The first doses will go to workers in the health systems with the greatest risk of COVID exposure.

“It will be anybody who deals with COVID patients, so it will be, of course, the COVID floor. It’ll be the E.D. {Emergency Department}. That includes anybody who takes care of those patients: doctors, nurses, respiratory, EVS {Environmental Services} — anybody who comes in contact with those patients will be prioritized,” said Amanda Wright, who is the executive director of pharmacy for Cape Fear Valley Health System.

“We will be trying to distribute it to a range of groups as we view as being equally high risk,” Wolfe said. “We quite actively don’t want to give all the vaccine to the same group because we don’t want them to take time out of work or, heaven forbid, have some symptoms or side effects, which is not uncommon.”

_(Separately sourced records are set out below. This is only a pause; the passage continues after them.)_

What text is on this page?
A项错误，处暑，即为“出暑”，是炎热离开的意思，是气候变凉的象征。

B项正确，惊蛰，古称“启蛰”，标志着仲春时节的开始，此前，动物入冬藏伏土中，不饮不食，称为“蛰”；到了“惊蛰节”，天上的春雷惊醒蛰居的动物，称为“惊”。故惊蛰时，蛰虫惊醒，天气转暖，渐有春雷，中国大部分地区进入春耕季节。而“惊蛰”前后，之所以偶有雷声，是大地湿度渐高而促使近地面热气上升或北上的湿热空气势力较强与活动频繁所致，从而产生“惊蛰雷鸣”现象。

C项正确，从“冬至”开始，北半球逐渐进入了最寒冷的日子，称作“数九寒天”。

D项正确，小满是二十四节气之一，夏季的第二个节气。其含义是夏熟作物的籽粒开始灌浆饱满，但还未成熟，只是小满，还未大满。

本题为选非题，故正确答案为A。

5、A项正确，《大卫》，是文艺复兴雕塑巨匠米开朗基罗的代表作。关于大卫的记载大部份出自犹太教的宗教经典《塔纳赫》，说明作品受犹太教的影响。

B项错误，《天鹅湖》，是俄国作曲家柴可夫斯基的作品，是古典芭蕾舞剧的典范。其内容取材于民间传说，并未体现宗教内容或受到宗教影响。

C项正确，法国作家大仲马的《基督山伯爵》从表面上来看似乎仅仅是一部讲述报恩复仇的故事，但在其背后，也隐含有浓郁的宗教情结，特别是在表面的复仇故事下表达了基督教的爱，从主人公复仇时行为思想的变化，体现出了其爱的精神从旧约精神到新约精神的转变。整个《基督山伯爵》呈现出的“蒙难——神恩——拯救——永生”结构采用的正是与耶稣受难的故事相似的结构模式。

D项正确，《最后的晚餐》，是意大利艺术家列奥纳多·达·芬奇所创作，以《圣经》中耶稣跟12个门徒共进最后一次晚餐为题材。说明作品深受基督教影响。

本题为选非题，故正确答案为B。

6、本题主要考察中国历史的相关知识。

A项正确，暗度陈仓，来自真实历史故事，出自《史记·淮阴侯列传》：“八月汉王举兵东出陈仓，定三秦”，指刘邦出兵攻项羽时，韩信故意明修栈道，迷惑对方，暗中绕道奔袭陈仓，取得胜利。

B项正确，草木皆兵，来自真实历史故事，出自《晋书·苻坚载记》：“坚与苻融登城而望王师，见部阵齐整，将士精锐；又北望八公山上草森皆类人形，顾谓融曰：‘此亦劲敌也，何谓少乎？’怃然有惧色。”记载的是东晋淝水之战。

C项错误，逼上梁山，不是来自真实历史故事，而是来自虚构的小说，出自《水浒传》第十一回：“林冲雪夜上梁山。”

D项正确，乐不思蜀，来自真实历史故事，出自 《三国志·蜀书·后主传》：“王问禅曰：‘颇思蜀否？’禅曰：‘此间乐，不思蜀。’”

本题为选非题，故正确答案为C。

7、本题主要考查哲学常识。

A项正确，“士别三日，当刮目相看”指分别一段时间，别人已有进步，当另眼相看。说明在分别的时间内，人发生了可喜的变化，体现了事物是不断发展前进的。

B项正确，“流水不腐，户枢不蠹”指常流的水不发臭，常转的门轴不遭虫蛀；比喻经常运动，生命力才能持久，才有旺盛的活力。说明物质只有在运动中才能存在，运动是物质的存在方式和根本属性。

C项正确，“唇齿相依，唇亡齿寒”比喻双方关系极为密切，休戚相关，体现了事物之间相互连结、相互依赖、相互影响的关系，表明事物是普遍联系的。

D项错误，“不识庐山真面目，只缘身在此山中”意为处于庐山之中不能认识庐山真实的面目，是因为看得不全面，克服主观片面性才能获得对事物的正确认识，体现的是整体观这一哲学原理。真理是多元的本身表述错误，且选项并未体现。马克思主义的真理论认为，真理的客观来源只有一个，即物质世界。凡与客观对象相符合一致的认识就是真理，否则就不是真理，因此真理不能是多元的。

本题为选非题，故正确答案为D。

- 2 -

Wolfe said the vaccines will be divided among hospitals, urgent care facilities, and other facilities within the health systems where workers are directly exposed to COVID-19 patients.

With rising numbers of infections, hospitalizations, and deaths, doctors hope this will be the first step in slowing the pandemic, but it is only the beginning.

“We’re very excited we can start kind of on the road to trying to prevent this virus,” Wright said.

“If this is the night, it’s darkest before the light and the dawn,” Wolfe said. “You have your two vaccines that are profoundly effective — much more than I would’ve estimated if you had told me a few months ago this is what we’d see — and people should take great hope from that.”

The 11 facilities that will get the early shipments are:

  • Bladen Healthcare LLC (Bladen County Hospital)
  • Caldwell Memorial Hospital
  • CarolinaEast Medical Center
  • Catawba Valley Medical Center
  • Cumberland County Hospital System Inc (Cape Fear Valley Health System)
  • Duke University Health System
  • Henderson County Hospital Corporation (Margaret R. Pardee Memorial Hospital)
  • Hoke Healthcare LLC (Hoke Hospital)
  • The Charlotte-Mecklenburg Hospital Authority (CMC Enterprise)
  • University of North Carolina Shared Services Agreement
  • Wake Forest Baptist Health

More hospitals will also get vaccine shipments during Phase 1a, NCDHHS said.

The list of facilities receiving the early shipments is small due to the limited supply of vaccines that will be made available.

“The initial supply of vaccines will all go to a limited number of hospitals to vaccinate health care workers at high risk of exposure to COVID-19 – those who are caring for or cleaning areas used by patients with COVID-19,” NCDHHS said.

Dr. Mandy Cohen, secretary of NCDHHS, said last week North Carolina could being receiving shipments of a vaccine by mid-December – if one is approved.